De Stuttgart, Alemanha — Um detalhe difícil nas discussões sobre o Brexit entre Bruxelas e a Grã-Bretanha é a questão da Irlanda do Norte. Bruxelas, cautelosa, por motivos compreensíveis, rejeita exigências britânicas por temer o recomeço (ou continuação) da guerra civil naquela parte do Reino Unido a partir dos anos 60 do século passado, conflito que custou a vida de 3.500 pessoas.
Com o Good Friday Agreement (Acordo de Sexta-Feira Santa), de 10 de abril de 1998, as partes conflitantes, a República da Irlanda, o Reino Unido e os partidos da Irlanda do Norte concordaram em findar a luta armada que durou quase quarenta anos. Aliás poder-se-ia dizer que durou quatro séculos, pois a Irlanda tem um histórico recheado com longas e sangrentas lutas cujas origens remontam à Idade Média.

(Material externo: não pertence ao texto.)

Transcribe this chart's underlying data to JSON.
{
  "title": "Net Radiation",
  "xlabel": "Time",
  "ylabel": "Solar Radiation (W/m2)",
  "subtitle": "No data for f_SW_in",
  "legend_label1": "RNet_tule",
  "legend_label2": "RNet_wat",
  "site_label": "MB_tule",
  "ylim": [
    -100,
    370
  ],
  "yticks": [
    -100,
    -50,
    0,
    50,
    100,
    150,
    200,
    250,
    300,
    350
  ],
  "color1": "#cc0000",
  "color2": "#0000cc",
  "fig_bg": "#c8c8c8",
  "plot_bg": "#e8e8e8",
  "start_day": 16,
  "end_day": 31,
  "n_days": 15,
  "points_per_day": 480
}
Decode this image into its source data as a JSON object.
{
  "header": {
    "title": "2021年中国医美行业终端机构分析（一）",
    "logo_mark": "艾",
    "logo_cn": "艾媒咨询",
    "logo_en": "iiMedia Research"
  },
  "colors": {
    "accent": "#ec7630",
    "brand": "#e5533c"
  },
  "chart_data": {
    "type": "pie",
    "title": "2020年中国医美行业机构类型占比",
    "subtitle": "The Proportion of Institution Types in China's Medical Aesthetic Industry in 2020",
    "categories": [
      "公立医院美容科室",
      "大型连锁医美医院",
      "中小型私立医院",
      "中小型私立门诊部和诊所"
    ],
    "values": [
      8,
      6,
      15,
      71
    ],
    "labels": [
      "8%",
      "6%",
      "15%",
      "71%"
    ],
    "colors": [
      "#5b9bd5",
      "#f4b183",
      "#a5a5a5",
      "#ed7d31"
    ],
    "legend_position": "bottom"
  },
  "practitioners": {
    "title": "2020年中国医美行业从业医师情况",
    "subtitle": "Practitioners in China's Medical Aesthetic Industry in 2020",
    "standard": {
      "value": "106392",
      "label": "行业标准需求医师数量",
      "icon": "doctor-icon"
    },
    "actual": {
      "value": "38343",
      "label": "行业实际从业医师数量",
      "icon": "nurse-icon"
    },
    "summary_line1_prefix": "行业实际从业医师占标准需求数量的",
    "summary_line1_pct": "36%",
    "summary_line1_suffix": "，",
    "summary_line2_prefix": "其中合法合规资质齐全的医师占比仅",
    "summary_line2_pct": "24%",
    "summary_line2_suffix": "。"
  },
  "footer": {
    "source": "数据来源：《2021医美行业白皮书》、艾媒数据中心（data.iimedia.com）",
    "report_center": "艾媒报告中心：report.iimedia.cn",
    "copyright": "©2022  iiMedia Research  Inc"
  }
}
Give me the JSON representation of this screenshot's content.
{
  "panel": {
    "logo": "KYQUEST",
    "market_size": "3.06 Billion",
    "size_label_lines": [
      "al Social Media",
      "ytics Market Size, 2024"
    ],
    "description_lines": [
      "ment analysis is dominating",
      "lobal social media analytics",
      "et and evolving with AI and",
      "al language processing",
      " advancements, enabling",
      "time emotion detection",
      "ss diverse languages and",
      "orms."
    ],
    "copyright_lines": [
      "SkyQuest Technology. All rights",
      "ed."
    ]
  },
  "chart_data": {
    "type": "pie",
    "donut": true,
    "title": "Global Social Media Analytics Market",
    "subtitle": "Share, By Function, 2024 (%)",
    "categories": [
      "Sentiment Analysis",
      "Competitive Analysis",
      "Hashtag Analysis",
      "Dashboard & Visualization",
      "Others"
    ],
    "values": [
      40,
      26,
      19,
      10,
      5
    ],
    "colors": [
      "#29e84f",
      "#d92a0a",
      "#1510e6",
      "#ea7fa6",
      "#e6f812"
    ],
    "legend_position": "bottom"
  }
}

Em 31 de dezembro de 1600, a rainha Elisabeth I (1533-1603) emitiu um documento real “carte blanche” (carta-branca) com o qual concedeu privilégios a alguns abastados mercadores londrinos para tratar do comércio de especiarias com a Ásia. Esse documento deu origem a English East India Company (EIC), Companhia das Índias Ocidentais, um empreendimento estritamente particular.
Não tardou os mercadores perceberam que, com a carta-branca que tinham em mãos, poderiam realizar algo mais amplo além das limitações do comércio com especiarias, isto é, a conquista de novas terras, política que espanhóis e portugueses já vinham praticando um século antes.
Das nações europeias expansionistas da época (entre as quais encontravam-se também a França e a Holanda), a Inglaterra foi a que obteve maior sucesso. Em três séculos chegou a dominar o maior reino colonial da história, o Império Britânico. Em 1922, ano de sua maior expansão, seus domínios abrangiam 458 milhões de habitantes, na época um quarto da população mundial e cobriam uma área de 33,67 milhões de km², um quarto da superfície terrestre.
As nações europeias da época que se aventuraram aos mares em distintas direções tinham, sem exceção, além de seus objetivos expansionistas, outro atributo comum: eram extremamente brutais e, em regra, isentas de quaisquer valores humanos sempre quando valia defender sua fome expansionista ou impor seus interesses de domínio e exploração.
No que diz respeito ao continente americano basta lembrar a leitura de “Brevísima Relación de la Destruición de las Índias”, do bispo Bartolomeu de Las Casas. Um cartapácio de mais de 500 páginas, enviado ao imperador Carlos V, no qual De Las Casas registra minuciosamente as crueldades cometidas contra nativos nas Américas. Os métodos não eram diferentes em outras regiões onde chegassem os “civilizados” europeus.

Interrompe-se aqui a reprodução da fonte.